Les gorilles de l’Ouest nous prouvent une fois de plus que les décisions de groupe ne sont pas l’apanage des humains. Ces grands singes, que l’on pourrait croire guidés par un chef tout-puissant, révèlent au contraire une organisation bien plus nuancée, marquée par un véritable processus collectif de prise de décision. Dans une étude récemment publiée dans Proceedings of the Royal Society B, Lara Nellissen, doctorante à l’Université de Neuchâtel, met en lumière une forme de démocratie animale étonnante au sein de cette espèce, ouvrant de nouvelles perspectives sur l’intelligence collective des primates.
Le « vote » des gorilles : une décision partagée
Pour ces gorilles, dont l’existence repose sur un régime riche en fruits et nécessite une connaissance fine et précise de leur habitat, le déplacement est une affaire sérieuse. Ce n’est pourtant pas le mâle dominant, le légendaire « dos argenté », qui tranche seul sur la direction à prendre. Il doit aussi tenir compte des préférences de ses congénères. D’après les observations de Nellissen et de son équipe dans l’aire protégée de Dzanga Sangha, en République centrafricaine, les gorilles vocalisent de manière spécifique avant tout déplacement important. Ces grognements, loin d’être de simples bruits, jouent un rôle crucial : ils permettent aux membres du groupe d’émettre leur avis, à la manière d’un vote
Un consensus vocal : la démocratie des primates
Pendant les cinq minutes qui précèdent le départ, les vocalisations augmentent de manière significative, signe d’une intense concertation collective. « Il est plausible que ces grognements fonctionnent comme des votes sur un projet commun », expliquent les chercheurs. Ce comportement, déjà observé chez d’autres animaux sociaux comme les suricates ou les macaques, laisse penser que les gorilles sont également dotés d’une forme de régulation sociale complexe, où l’opinion collective prime sur la hiérarchie.
Les chercheurs ont en effet constaté que, même si tous les adultes initient parfois un départ en s’éloignant du groupe, la probabilité que celui-ci suive augmente nettement lorsque les grognements se multiplient. Ainsi, plus le nombre de gorilles exprimant leur « avis » est élevé, plus il est probable que le groupe se mette en mouvement, un phénomène qui rappelle un système de « quorum » : une fois qu’un nombre seuil d’individus a « voté » en faveur d’un mouvement, tous s’y rallient.
Une intelligence animale méconnue
Ces résultats nous incitent à reconsidérer notre perception de l’intelligence animale et de l’organisation sociale des grands singes. Bien loin d’être des êtres passifs se pliant aux ordres d’un chef, les gorilles de l’Ouest démontrent une capacité de coopération et d’écoute collective, où chaque individu semble avoir son mot à dire.
Le défi à venir pour les scientifiques est désormais de décrypter plus en profondeur le contenu des échanges entre les gorilles. Que signifient précisément ces grognements ? Les chercheurs espèrent que, grâce à l’aide précieuse des pisteurs Ba’Akas, des chasseurs-cueilleurs autochtones capables de distinguer chaque individu par ses vocalisations, ils pourront percer le mystère de cette forme de communication.

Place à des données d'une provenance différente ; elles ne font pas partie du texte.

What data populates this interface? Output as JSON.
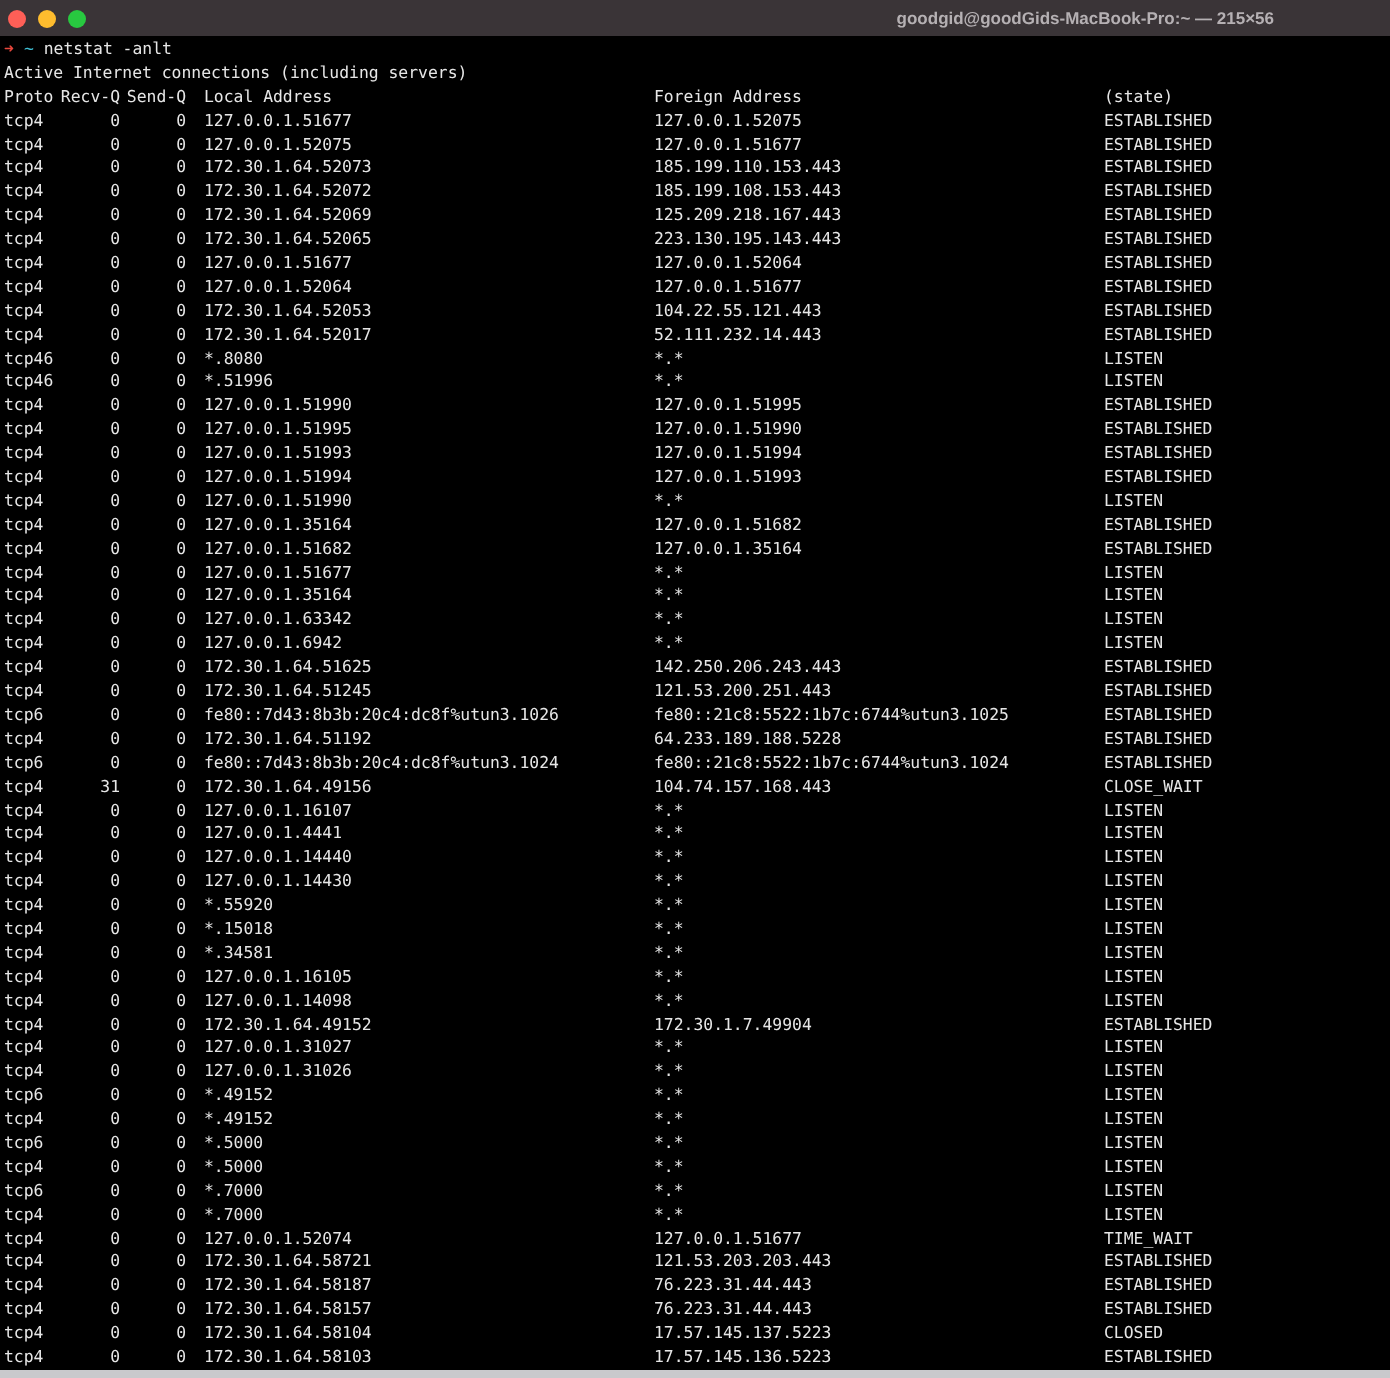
{
  "window": {
    "title": "goodgid@goodGids-MacBook-Pro:~ — 215×56"
  },
  "prompt": {
    "arrow": "➜",
    "cwd": "~",
    "command": "netstat -anlt"
  },
  "output_heading": "Active Internet connections (including servers)",
  "table": {
    "columns": [
      "Proto",
      "Recv-Q",
      "Send-Q",
      "Local Address",
      "Foreign Address",
      "(state)"
    ],
    "rows": [
      [
        "tcp4",
        "0",
        "0",
        "127.0.0.1.51677",
        "127.0.0.1.52075",
        "ESTABLISHED"
      ],
      [
        "tcp4",
        "0",
        "0",
        "127.0.0.1.52075",
        "127.0.0.1.51677",
        "ESTABLISHED"
      ],
      [
        "tcp4",
        "0",
        "0",
        "172.30.1.64.52073",
        "185.199.110.153.443",
        "ESTABLISHED"
      ],
      [
        "tcp4",
        "0",
        "0",
        "172.30.1.64.52072",
        "185.199.108.153.443",
        "ESTABLISHED"
      ],
      [
        "tcp4",
        "0",
        "0",
        "172.30.1.64.52069",
        "125.209.218.167.443",
        "ESTABLISHED"
      ],
      [
        "tcp4",
        "0",
        "0",
        "172.30.1.64.52065",
        "223.130.195.143.443",
        "ESTABLISHED"
      ],
      [
        "tcp4",
        "0",
        "0",
        "127.0.0.1.51677",
        "127.0.0.1.52064",
        "ESTABLISHED"
      ],
      [
        "tcp4",
        "0",
        "0",
        "127.0.0.1.52064",
        "127.0.0.1.51677",
        "ESTABLISHED"
      ],
      [
        "tcp4",
        "0",
        "0",
        "172.30.1.64.52053",
        "104.22.55.121.443",
        "ESTABLISHED"
      ],
      [
        "tcp4",
        "0",
        "0",
        "172.30.1.64.52017",
        "52.111.232.14.443",
        "ESTABLISHED"
      ],
      [
        "tcp46",
        "0",
        "0",
        "*.8080",
        "*.*",
        "LISTEN"
      ],
      [
        "tcp46",
        "0",
        "0",
        "*.51996",
        "*.*",
        "LISTEN"
      ],
      [
        "tcp4",
        "0",
        "0",
        "127.0.0.1.51990",
        "127.0.0.1.51995",
        "ESTABLISHED"
      ],
      [
        "tcp4",
        "0",
        "0",
        "127.0.0.1.51995",
        "127.0.0.1.51990",
        "ESTABLISHED"
      ],
      [
        "tcp4",
        "0",
        "0",
        "127.0.0.1.51993",
        "127.0.0.1.51994",
        "ESTABLISHED"
      ],
      [
        "tcp4",
        "0",
        "0",
        "127.0.0.1.51994",
        "127.0.0.1.51993",
        "ESTABLISHED"
      ],
      [
        "tcp4",
        "0",
        "0",
        "127.0.0.1.51990",
        "*.*",
        "LISTEN"
      ],
      [
        "tcp4",
        "0",
        "0",
        "127.0.0.1.35164",
        "127.0.0.1.51682",
        "ESTABLISHED"
      ],
      [
        "tcp4",
        "0",
        "0",
        "127.0.0.1.51682",
        "127.0.0.1.35164",
        "ESTABLISHED"
      ],
      [
        "tcp4",
        "0",
        "0",
        "127.0.0.1.51677",
        "*.*",
        "LISTEN"
      ],
      [
        "tcp4",
        "0",
        "0",
        "127.0.0.1.35164",
        "*.*",
        "LISTEN"
      ],
      [
        "tcp4",
        "0",
        "0",
        "127.0.0.1.63342",
        "*.*",
        "LISTEN"
      ],
      [
        "tcp4",
        "0",
        "0",
        "127.0.0.1.6942",
        "*.*",
        "LISTEN"
      ],
      [
        "tcp4",
        "0",
        "0",
        "172.30.1.64.51625",
        "142.250.206.243.443",
        "ESTABLISHED"
      ],
      [
        "tcp4",
        "0",
        "0",
        "172.30.1.64.51245",
        "121.53.200.251.443",
        "ESTABLISHED"
      ],
      [
        "tcp6",
        "0",
        "0",
        "fe80::7d43:8b3b:20c4:dc8f%utun3.1026",
        "fe80::21c8:5522:1b7c:6744%utun3.1025",
        "ESTABLISHED"
      ],
      [
        "tcp4",
        "0",
        "0",
        "172.30.1.64.51192",
        "64.233.189.188.5228",
        "ESTABLISHED"
      ],
      [
        "tcp6",
        "0",
        "0",
        "fe80::7d43:8b3b:20c4:dc8f%utun3.1024",
        "fe80::21c8:5522:1b7c:6744%utun3.1024",
        "ESTABLISHED"
      ],
      [
        "tcp4",
        "31",
        "0",
        "172.30.1.64.49156",
        "104.74.157.168.443",
        "CLOSE_WAIT"
      ],
      [
        "tcp4",
        "0",
        "0",
        "127.0.0.1.16107",
        "*.*",
        "LISTEN"
      ],
      [
        "tcp4",
        "0",
        "0",
        "127.0.0.1.4441",
        "*.*",
        "LISTEN"
      ],
      [
        "tcp4",
        "0",
        "0",
        "127.0.0.1.14440",
        "*.*",
        "LISTEN"
      ],
      [
        "tcp4",
        "0",
        "0",
        "127.0.0.1.14430",
        "*.*",
        "LISTEN"
      ],
      [
        "tcp4",
        "0",
        "0",
        "*.55920",
        "*.*",
        "LISTEN"
      ],
      [
        "tcp4",
        "0",
        "0",
        "*.15018",
        "*.*",
        "LISTEN"
      ],
      [
        "tcp4",
        "0",
        "0",
        "*.34581",
        "*.*",
        "LISTEN"
      ],
      [
        "tcp4",
        "0",
        "0",
        "127.0.0.1.16105",
        "*.*",
        "LISTEN"
      ],
      [
        "tcp4",
        "0",
        "0",
        "127.0.0.1.14098",
        "*.*",
        "LISTEN"
      ],
      [
        "tcp4",
        "0",
        "0",
        "172.30.1.64.49152",
        "172.30.1.7.49904",
        "ESTABLISHED"
      ],
      [
        "tcp4",
        "0",
        "0",
        "127.0.0.1.31027",
        "*.*",
        "LISTEN"
      ],
      [
        "tcp4",
        "0",
        "0",
        "127.0.0.1.31026",
        "*.*",
        "LISTEN"
      ],
      [
        "tcp6",
        "0",
        "0",
        "*.49152",
        "*.*",
        "LISTEN"
      ],
      [
        "tcp4",
        "0",
        "0",
        "*.49152",
        "*.*",
        "LISTEN"
      ],
      [
        "tcp6",
        "0",
        "0",
        "*.5000",
        "*.*",
        "LISTEN"
      ],
      [
        "tcp4",
        "0",
        "0",
        "*.5000",
        "*.*",
        "LISTEN"
      ],
      [
        "tcp6",
        "0",
        "0",
        "*.7000",
        "*.*",
        "LISTEN"
      ],
      [
        "tcp4",
        "0",
        "0",
        "*.7000",
        "*.*",
        "LISTEN"
      ],
      [
        "tcp4",
        "0",
        "0",
        "127.0.0.1.52074",
        "127.0.0.1.51677",
        "TIME_WAIT"
      ],
      [
        "tcp4",
        "0",
        "0",
        "172.30.1.64.58721",
        "121.53.203.203.443",
        "ESTABLISHED"
      ],
      [
        "tcp4",
        "0",
        "0",
        "172.30.1.64.58187",
        "76.223.31.44.443",
        "ESTABLISHED"
      ],
      [
        "tcp4",
        "0",
        "0",
        "172.30.1.64.58157",
        "76.223.31.44.443",
        "ESTABLISHED"
      ],
      [
        "tcp4",
        "0",
        "0",
        "172.30.1.64.58104",
        "17.57.145.137.5223",
        "CLOSED"
      ],
      [
        "tcp4",
        "0",
        "0",
        "172.30.1.64.58103",
        "17.57.145.136.5223",
        "ESTABLISHED"
      ]
    ]
  }
}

Vers une reconnaissance de l’intelligence collective animale
L’étude de Lara Nellissen, co-supervisée par la primatologue Shelly Masi du Muséum national d’histoire naturelle, marque une avancée significative dans la compréhension des comportements sociaux des animaux. Elle invite à porter un nouveau regard sur des pratiques qui, bien qu’ancrées dans l’instinct de survie, révèlent une sophistication inattendue dans les décisions prises en groupe. Les gorilles de l’Ouest nous montrent ainsi que la démocratie n’est pas qu’une affaire humaine et qu’elle peut être inscrite dans les dynamiques naturelles de bien d’autres espèces.

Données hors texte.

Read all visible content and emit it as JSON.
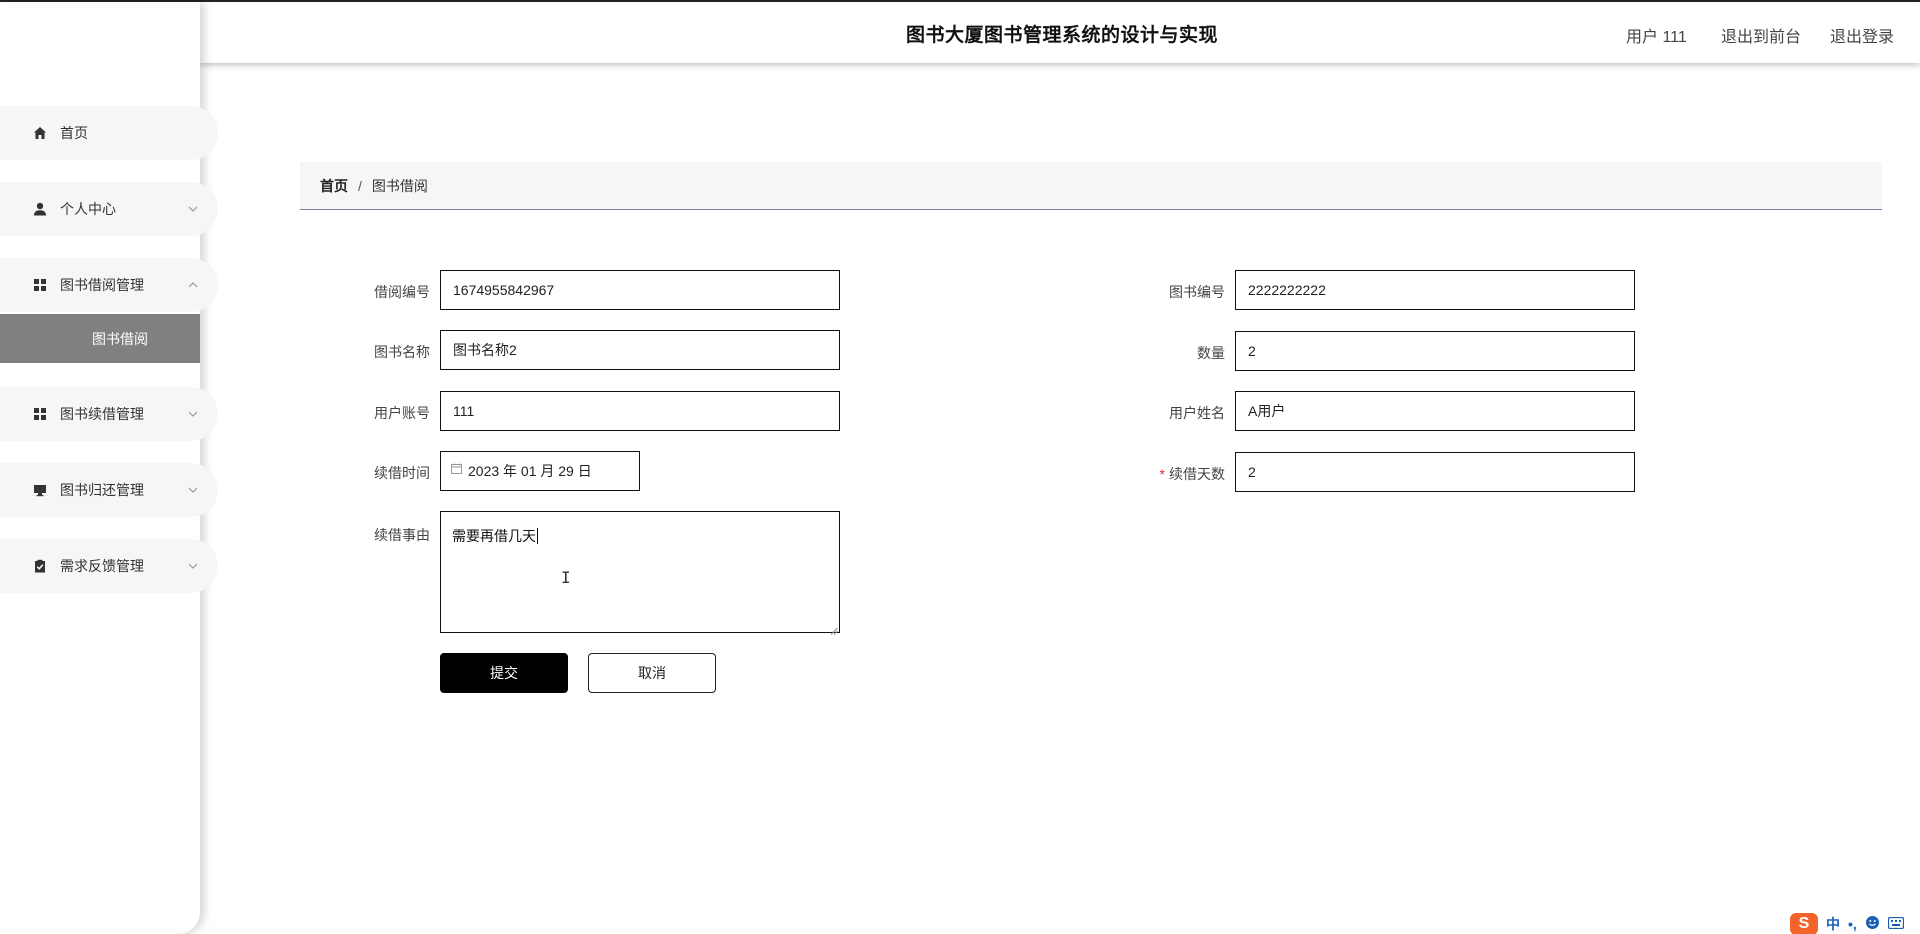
{
  "header": {
    "title": "图书大厦图书管理系统的设计与实现",
    "user": "用户 111",
    "back_to_front": "退出到前台",
    "logout": "退出登录"
  },
  "sidebar": {
    "items": [
      {
        "label": "首页",
        "icon": "home-icon"
      },
      {
        "label": "个人中心",
        "icon": "user-icon"
      },
      {
        "label": "图书借阅管理",
        "icon": "grid-icon"
      },
      {
        "label": "图书续借管理",
        "icon": "grid-icon"
      },
      {
        "label": "图书归还管理",
        "icon": "monitor-icon"
      },
      {
        "label": "需求反馈管理",
        "icon": "clipboard-check-icon"
      }
    ],
    "active_submenu": "图书借阅"
  },
  "breadcrumb": {
    "home": "首页",
    "separator": "/",
    "current": "图书借阅"
  },
  "form": {
    "borrow_no_label": "借阅编号",
    "borrow_no": "1674955842967",
    "book_no_label": "图书编号",
    "book_no": "2222222222",
    "book_name_label": "图书名称",
    "book_name": "图书名称2",
    "quantity_label": "数量",
    "quantity": "2",
    "account_label": "用户账号",
    "account": "111",
    "user_name_label": "用户姓名",
    "user_name": "A用户",
    "renew_time_label": "续借时间",
    "renew_time": "2023 年 01 月 29 日",
    "renew_days_label": "续借天数",
    "renew_days": "2",
    "required_mark": "*",
    "reason_label": "续借事由",
    "reason": "需要再借几天",
    "submit": "提交",
    "cancel": "取消"
  },
  "ime": {
    "logo": "S",
    "mode": "中",
    "punct": "•,"
  }
}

Alors que notre époque réévalue la relation entre l’homme et l’animal, ces découvertes nous rappellent la richesse et la diversité des intelligences qui peuplent notre planète. Nos cousins gorilles, en nous livrant un aperçu de leur capacité à agir de manière solidaire et concertée, nous donnent une précieuse leçon d’humilité et de respect envers le monde animal.